Sunday 23 September 2018

Film Review: "Quincy" (2018).


"A life beyond measure." This is Quincy. This documentary film co-written and co-directed by Alan Hicks and Rashida Jones. This documentary profiles music and culture icon Quincy Jones, offering unprecedented access to his private life and stories from his unparalleled career.

Since his birth on March 14, 1933, Quincy Delight Jones Jr. has since gone on to become one of the world's most well known record producers, multi-instrumentalists, singers, composers, arrangers, and film and television producers, with a career spanning over six decades in the entertainment industry. He has recorded over two-thousand, nine-hundred songs, over three-hundred albums, fifty-one film and television scores, and over a thousand original compositions. Which has garnered seventy-nine Grammy nominations, twenty-seven Grammy awards, as well as being one of eighteen E.G.O.T winners (Emmy Grammy, Oscar and Tony), especially for Thriller, the best selling album of all time, and We Are the World, the best selling single of all time. He is also known for his philanthropic work, raising $63 million for famine relief in Africa. 

Jones came to prominence in the 1950s as a jazz arranger and conductor, before moving on to work in pop music and film scores. In 1969 Jones and his songwriting partner Bob Russell became the first African-Americans to be nominated for an Academy Award for Best Original Song, for The Eyes of Love from the film Banning (1967). Jones was also nominated for an Academy Award for Best Original Score for his work on In Cold Blood (1967), making him the first African-American to be nominated twice in the same year. In 1971 he became the first African-American to be the musical director and conductor of the Academy Awards ceremony. In 1995 he was the first African-American to receive the Academy's Jean Hersholt Humanitarian Award. He has tied with sound designer Willie D. Burton as the second most Oscar-nominated African-American, with seven nominations each. Jones was the producer, with Michael Jackson, of Jackson's albums Off the Wall (1979), Thriller (1982), and Bad (1987), as well as the producer and conductor of We Are the World (1985). In 2013, Jones was inducted into the Rock & Roll Hall of Fame as the winner, alongside Lou Adler, of the Ahmet Ertegun Award. He was named one of the most influential jazz musicians of the 20th century by Time magazine. In early August 2018, it was announced that Netflix had acquired the documentary.

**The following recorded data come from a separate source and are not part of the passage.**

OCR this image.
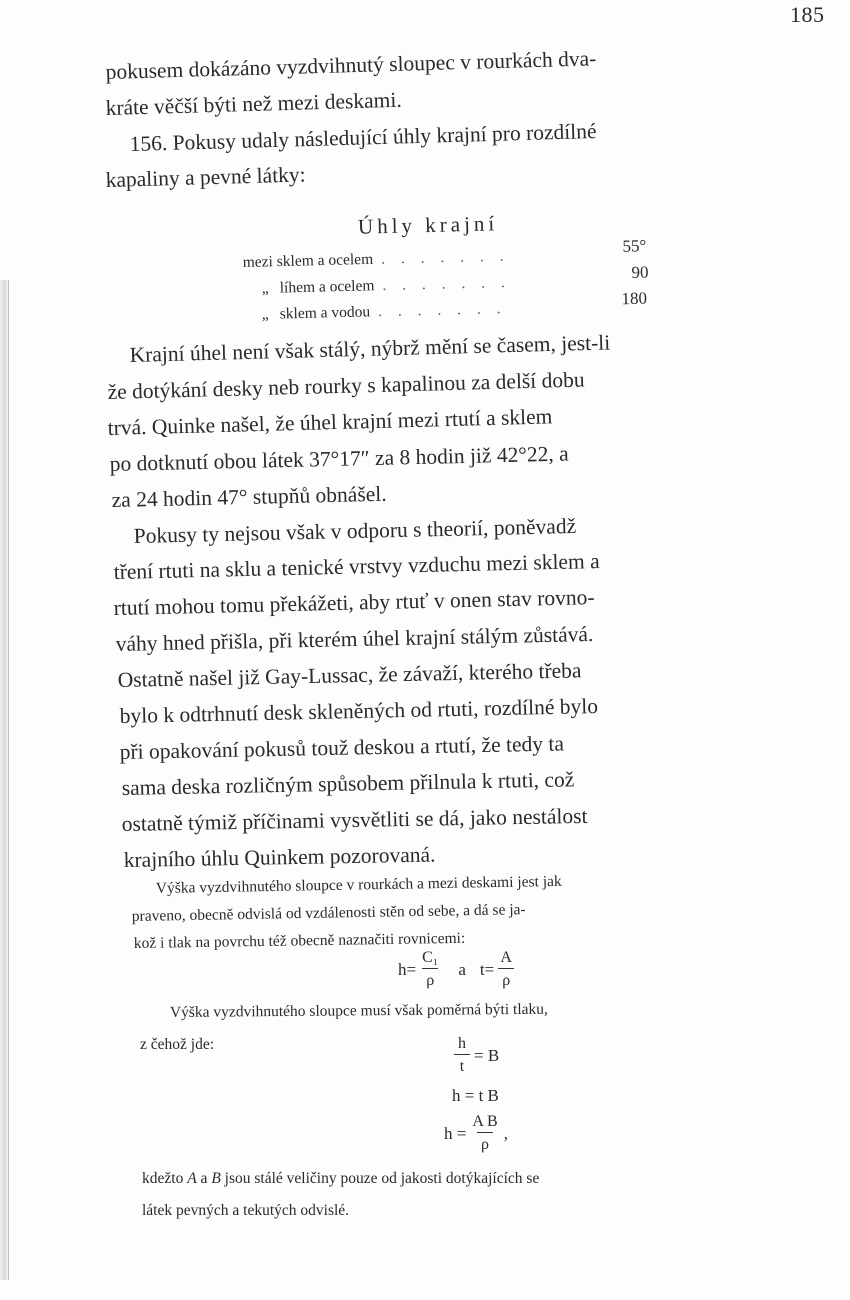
185
pokusem dokázáno vyzdvihnutý sloupec v rourkách dva-
kráte věčší býti než mezi deskami.
156. Pokusy udaly následující úhly krajní pro rozdílné
kapaliny a pevné látky:
Úhly krajní
mezi sklem a ocelem . . . . . . .
55°
„ líhem a ocelem . . . . . . .
90
„ sklem a vodou . . . . . . .
180
Krajní úhel není však stálý, nýbrž mění se časem, jest-li
že dotýkání desky neb rourky s kapalinou za delší dobu
trvá. Quinke našel, že úhel krajní mezi rtutí a sklem
po dotknutí obou látek 37°17″ za 8 hodin již 42°22, a
za 24 hodin 47° stupňů obnášel.
Pokusy ty nejsou však v odporu s theorií, poněvadž
tření rtuti na sklu a tenické vrstvy vzduchu mezi sklem a
rtutí mohou tomu překážeti, aby rtuť v onen stav rovno-
váhy hned přišla, při kterém úhel krajní stálým zůstává.
Ostatně našel již Gay-Lussac, že závaží, kterého třeba
bylo k odtrhnutí desk skleněných od rtuti, rozdílné bylo
při opakování pokusů touž deskou a rtutí, že tedy ta
sama deska rozličným spůsobem přilnula k rtuti, což
ostatně týmiž příčinami vysvětliti se dá, jako nestálost
krajního úhlu Quinkem pozorovaná.
Výška vyzdvihnutého sloupce v rourkách a mezi deskami jest jak
praveno, obecně odvislá od vzdálenosti stěn od sebe, a dá se ja-
kož i tlak na povrchu též obecně naznačiti rovnicemi:
$h= \frac{\text{C₁}}{\rho}$ a $t= \frac{A}{\rho}$
Výška vyzdvihnutého sloupce musí však poměrná býti tlaku,
z čehož jde:	$\frac{h}{t} = B$
h = t B
$h = \frac{\text{A B}}{\rho}$ ,
kdežto A a B jsou stálé veličiny pouze od jakosti dotýkajících se
látek pevných a tekutých odvislé.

An intimate and ultimately fascinating peek inside the world of Quincy Jones, Quincy will inspire and engage audiences in equal measure. If you were in the dark about the man behind musicians like Michael Jackson, this documentary may prove educational. For everyone else, it's a necessary, and salutary, study. Indeed a comprehensive documentary on the iconic musical figure. The fact that it accomplishes so much in just over two hours is a testament to the love and respect Jones' own daughter Rashida imbues. It rightfully weaves the music around its narrative, which by the way, is some of the greatest American music ever made.